REGOLAMENTO PER LA STIPULA
DELPATTO DI SOLIDARIETÀ
(Delibera di Consiglio Comunale n° 97 del 24.10.2005)
ART. 1 - NATURA E FINALITÀ
- Il Patto di Solidarietà costituisce un
formale legame fra il Comune di Firenze ed altre realtà istituzionali
o associative.
- Con il Patto di Solidarietà si persegue
la finalità di una comune azione tesa alla salvaguardia ed alla valorizzazione
dei principi statutari.
- Il Patto di Solidarietà può anche
scaturire da eventi o fatti particolarmente significativi ed evidenzia il
legame fra l’azione che può svolgere il Comune di Firenze ed i soggetti
maggiormente coinvolti.
ART. 2 - PROCEDURA DI ASSEGNAZIONE
- Il Patto di Solidarietà è approvato
con deliberazione, adeguatamente motivata, del Consiglio Comunale, previo
parere della Commissione Pace e Solidarietà Internazionale.
ART. 3 - STIPULA
- L’avvenuta approvazione del Patto di Solidarietà
impegna il Sindaco o un suo delegato alla stipula del medesimo. La stipula
può avvenire anche tramite una reciproca attestazione sottoscritta
dal Sindaco, o da suo delegato, e del rappresentante della realtà istituzionale
o associativa con cui il Comune di Firenze instaura il Patto di Solidarietà.

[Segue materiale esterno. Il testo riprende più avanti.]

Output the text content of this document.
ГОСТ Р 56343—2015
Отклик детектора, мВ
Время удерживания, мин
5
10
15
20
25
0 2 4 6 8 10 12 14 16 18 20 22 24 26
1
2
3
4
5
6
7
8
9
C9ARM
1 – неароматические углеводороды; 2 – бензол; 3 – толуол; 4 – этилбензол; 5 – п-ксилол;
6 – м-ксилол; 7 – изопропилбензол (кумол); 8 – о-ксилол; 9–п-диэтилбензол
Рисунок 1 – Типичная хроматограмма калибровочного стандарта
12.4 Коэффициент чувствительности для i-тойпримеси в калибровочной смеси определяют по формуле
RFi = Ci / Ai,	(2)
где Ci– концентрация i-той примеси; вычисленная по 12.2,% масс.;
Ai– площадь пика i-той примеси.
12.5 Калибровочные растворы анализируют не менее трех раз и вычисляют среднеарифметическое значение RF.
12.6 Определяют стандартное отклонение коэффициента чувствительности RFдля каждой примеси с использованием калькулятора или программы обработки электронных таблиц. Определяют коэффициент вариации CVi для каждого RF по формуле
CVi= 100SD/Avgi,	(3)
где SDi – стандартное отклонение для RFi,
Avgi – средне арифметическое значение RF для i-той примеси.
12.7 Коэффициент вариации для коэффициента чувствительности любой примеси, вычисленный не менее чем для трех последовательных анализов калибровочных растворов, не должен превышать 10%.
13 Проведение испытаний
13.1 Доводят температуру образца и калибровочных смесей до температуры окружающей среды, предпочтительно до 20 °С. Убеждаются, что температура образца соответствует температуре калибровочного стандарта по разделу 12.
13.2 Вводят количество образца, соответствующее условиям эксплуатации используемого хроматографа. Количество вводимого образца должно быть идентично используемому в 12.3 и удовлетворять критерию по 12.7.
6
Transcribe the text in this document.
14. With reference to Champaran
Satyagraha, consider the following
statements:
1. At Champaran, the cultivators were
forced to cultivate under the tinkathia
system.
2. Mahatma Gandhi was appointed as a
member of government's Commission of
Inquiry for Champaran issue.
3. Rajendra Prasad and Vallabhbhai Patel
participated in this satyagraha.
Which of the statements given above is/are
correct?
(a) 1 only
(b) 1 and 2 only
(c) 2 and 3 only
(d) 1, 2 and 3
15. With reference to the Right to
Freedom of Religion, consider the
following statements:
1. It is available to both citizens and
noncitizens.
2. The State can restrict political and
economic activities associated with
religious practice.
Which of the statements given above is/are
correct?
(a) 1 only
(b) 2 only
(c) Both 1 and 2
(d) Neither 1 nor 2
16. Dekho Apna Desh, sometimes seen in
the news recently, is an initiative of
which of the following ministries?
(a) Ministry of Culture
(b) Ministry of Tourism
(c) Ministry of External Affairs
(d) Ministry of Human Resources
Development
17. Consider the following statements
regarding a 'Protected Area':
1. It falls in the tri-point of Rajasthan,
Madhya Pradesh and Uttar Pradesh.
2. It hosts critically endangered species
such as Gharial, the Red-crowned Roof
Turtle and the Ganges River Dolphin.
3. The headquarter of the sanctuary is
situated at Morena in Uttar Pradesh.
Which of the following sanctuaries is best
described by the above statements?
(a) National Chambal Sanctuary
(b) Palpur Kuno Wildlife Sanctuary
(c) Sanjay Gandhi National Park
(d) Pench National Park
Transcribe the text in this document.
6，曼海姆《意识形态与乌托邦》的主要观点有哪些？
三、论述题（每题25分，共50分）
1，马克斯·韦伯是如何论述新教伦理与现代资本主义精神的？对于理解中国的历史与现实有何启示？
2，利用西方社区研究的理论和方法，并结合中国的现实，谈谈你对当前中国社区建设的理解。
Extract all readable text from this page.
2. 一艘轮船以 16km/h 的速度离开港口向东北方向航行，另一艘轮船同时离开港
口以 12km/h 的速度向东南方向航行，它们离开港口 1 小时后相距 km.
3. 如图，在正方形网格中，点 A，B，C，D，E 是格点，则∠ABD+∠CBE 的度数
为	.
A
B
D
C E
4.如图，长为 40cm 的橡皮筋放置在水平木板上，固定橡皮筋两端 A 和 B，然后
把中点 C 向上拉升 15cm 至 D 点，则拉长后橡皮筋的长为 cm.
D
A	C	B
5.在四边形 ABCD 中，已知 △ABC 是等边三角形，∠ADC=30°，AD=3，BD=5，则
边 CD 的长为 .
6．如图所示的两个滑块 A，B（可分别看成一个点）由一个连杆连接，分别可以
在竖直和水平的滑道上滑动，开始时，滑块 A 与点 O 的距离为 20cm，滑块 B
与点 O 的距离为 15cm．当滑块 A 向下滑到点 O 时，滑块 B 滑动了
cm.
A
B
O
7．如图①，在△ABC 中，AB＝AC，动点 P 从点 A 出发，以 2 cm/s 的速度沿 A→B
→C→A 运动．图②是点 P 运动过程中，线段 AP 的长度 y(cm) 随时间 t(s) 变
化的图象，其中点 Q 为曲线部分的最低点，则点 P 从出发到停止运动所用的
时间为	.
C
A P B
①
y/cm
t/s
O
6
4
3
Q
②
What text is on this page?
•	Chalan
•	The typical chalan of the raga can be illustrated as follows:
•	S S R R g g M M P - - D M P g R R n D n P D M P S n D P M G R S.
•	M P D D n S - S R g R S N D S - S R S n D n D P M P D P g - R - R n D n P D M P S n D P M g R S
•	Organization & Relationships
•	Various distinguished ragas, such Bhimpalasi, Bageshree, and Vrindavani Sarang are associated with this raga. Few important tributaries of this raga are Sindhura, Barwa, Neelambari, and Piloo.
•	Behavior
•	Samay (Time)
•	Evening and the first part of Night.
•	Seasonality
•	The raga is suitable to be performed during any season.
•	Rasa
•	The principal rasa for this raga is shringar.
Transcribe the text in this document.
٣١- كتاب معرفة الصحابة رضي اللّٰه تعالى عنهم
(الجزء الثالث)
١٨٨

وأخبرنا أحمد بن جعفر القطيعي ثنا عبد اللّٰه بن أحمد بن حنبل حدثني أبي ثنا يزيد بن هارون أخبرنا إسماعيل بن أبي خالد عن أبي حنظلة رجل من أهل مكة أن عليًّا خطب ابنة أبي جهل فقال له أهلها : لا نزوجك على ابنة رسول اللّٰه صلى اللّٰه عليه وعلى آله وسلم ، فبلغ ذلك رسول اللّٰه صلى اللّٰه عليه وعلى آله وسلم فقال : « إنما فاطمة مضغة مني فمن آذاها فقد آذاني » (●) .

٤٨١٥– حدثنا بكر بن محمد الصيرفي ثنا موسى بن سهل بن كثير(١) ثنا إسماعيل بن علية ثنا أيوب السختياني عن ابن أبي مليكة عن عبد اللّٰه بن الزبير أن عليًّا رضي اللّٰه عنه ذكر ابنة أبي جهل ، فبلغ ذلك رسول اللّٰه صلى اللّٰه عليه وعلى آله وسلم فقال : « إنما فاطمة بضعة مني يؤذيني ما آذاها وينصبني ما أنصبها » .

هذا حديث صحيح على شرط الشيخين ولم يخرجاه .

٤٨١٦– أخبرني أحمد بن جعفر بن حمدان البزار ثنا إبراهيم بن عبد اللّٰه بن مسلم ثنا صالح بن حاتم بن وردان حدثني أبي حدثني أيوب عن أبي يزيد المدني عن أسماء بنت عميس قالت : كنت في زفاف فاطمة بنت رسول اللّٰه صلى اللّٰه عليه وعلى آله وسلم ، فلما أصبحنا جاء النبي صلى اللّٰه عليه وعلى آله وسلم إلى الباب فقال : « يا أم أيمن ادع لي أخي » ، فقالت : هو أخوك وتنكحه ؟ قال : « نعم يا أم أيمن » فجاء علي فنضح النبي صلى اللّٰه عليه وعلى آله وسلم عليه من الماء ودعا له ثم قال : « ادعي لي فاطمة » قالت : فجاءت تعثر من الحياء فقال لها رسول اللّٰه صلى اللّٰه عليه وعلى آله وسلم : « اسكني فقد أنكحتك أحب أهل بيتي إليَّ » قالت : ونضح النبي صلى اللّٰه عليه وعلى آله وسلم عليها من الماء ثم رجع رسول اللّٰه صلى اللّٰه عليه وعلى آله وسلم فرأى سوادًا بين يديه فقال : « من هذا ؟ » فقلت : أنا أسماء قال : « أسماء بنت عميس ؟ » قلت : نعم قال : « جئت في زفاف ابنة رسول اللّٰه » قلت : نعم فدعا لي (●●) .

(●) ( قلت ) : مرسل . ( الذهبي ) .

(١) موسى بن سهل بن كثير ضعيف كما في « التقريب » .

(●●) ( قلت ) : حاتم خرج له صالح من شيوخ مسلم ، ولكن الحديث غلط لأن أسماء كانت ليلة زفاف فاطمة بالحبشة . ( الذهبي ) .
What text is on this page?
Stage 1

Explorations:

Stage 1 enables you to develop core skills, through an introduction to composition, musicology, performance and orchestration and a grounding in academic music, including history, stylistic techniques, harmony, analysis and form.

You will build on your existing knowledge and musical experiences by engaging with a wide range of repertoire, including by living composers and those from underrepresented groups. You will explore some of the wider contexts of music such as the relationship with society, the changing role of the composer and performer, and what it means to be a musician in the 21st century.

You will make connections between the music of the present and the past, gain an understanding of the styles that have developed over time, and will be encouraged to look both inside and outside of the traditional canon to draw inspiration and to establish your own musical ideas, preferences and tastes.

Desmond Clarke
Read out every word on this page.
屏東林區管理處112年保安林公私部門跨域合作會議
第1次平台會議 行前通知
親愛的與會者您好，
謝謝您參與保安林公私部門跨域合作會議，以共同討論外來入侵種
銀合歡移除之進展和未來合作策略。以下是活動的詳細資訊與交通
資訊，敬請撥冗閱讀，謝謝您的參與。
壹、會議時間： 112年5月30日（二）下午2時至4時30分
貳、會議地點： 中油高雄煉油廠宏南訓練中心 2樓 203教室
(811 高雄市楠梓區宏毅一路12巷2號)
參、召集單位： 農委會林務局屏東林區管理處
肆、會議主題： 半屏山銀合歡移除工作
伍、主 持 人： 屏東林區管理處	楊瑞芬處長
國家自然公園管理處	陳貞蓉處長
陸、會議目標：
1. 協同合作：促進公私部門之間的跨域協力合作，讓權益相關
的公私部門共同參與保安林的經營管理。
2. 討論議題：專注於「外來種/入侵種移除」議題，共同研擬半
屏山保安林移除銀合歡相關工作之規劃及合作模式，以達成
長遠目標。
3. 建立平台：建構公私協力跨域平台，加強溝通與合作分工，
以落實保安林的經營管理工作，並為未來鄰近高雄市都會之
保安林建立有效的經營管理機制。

ART. 4 - RELAZIONE ANNUALE DELLA
GIUNTA MUNICIPALE
- Ogni anno la Giunta Municipale relaziona in Consiglio
Comunale sullo stato dei Patti di Solidarietà e sulle iniziative conseguenti.
ART. 5 - ALBO UFFICIALE
- È istituito un Albo Ufficiale dei soggetti
con cui il Comune di Firenze ha stipulato il Patto di Solidarietà.
Esso viene conservato presso l’Ufficio Cerimoniale dell’Ufficio del Sindaco.